MS: Do you know of any other Natives in the “biz” (comic industry)?
WA: I have met one, he’s an editor. More often than not, the subject doesn’t come up, because I don’t look physically Native American straight off the bat. Usually the thing that starts that conversation is my name, and with almost all Native people I have met, it has started that way. I think if I had a common name, no one would suspect. Although I’ve been mistaken for Russian and Japanese before because of my name as well.
(Hat Tip to Torchbearers and Ragnell for alerting me to most of these links.)

Carmen Van Kerckhove is co-founder and president of
DEAF FEMINIST PUNK!! wrote:
I am a HUGE reader of comic books, but I am so frustrated and annoyed with white male fans who are usually sexist and racist, making hateful, snide, sexist comments about female superheros like Wonder Woman or Elektra.
For some reason, many white guys feel so threatened by a female super-hero. Just recently, DC Comics announced that they’re going to re-launch Batwoman comics and there were a lot of awful sexist comments on a forum about Batwoman. It just makes me sick to my stomach.
Let’s not go there with women of color superhero’s.
Posted 24 Jun 2008 at 10:04 am ¶
Pekky wrote:
All of these articles hit home with me, but the first one hit hard, and I started realizing it yesterday, when I went to a record sale of avant-garde music in Chicago… I became painfully aware that everyone around me was a white anglo-saxon (I am a Latina). This fact shook me to the core!

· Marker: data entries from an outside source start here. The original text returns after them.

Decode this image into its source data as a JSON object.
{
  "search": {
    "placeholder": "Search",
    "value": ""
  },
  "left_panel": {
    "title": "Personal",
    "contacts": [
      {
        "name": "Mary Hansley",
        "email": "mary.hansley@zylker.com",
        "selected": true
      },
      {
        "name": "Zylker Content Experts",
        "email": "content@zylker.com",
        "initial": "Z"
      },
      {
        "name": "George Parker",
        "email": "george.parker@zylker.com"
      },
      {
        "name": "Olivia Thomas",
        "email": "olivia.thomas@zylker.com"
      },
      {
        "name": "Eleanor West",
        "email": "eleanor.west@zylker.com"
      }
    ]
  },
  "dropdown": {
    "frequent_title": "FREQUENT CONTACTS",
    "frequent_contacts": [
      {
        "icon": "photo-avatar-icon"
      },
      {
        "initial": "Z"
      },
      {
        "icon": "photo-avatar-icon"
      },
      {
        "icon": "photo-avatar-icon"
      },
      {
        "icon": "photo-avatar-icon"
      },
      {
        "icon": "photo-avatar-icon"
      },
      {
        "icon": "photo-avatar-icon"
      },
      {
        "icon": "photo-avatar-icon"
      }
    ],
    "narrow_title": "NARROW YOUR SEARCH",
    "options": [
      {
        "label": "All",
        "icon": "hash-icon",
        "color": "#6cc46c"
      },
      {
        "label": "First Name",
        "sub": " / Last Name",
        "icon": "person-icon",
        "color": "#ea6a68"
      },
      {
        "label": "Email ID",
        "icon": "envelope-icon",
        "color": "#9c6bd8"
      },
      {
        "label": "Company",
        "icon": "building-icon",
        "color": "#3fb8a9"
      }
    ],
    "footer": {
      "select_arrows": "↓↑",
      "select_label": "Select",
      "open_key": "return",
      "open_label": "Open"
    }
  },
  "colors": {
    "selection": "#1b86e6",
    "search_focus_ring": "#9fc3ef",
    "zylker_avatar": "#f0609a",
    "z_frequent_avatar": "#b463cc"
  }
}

Posted 24 Jun 2008 at 10:20 am ¶
Sarah J wrote:
I do some writing about comics myself, and wooo boy is it a white man’s world. But there are some out there who are definitely trying.
Posted 24 Jun 2008 at 3:40 pm ¶
Kirk Van Irvin wrote:
@At deaf feminist punk- You know Gail Simone’s gonna write Wonder Woman, right? But to be honest with you, I’m still waiting on the jury on Batwoman; she just seems like a weak character. You hang out with some rough comic fans! I never hear anyone talk crap about those two. I can see people talking about Wonder Woman, but ELEKTRA? She’s too much of a bad Ass! Stone comic fans don’t say stuff like that.
@ Sarah J. -I feel you . Being Black , I’m happy that Black writers and artists are JUST now starting to get more and more chances at getting their stories out coming out in forcen, so change is slow, but it’s coming .
are you with a company?
Posted 24 Jun 2008 at 8:39 pm ¶
Glossolalia Black wrote:
Been reluctantly in Fandom for eighteen years, which is half my lifetime. Sold and wrote comic books in the nineties. There’s a strange sense, at least for me, of being in a microcosm reflection of the Regular World, with just about the same distribution, racially, as you would find in the local Regular World.
I find that there seems to be, face to face, more attempts at sensitivity towards issues of “otherness” (for lack of a better word) within Fandom. So many of us, even the White folks, have issues of “otherness” with which to contend.
Which is why it puzzles me a bit that the Black folk I find in fiction aren’t as numerous as I see in Fandom and/or the Regular World.
I shudder to think how much of my own internal imagination has been corrupted and colonized by the racist notions that are either perpetuated or contained within works of fiction, some of which I may have come to love.
I sometimes fear looking my favorite/most hated genre in the eye some days. And I also fear perpetuating bad shit myself, as a creator.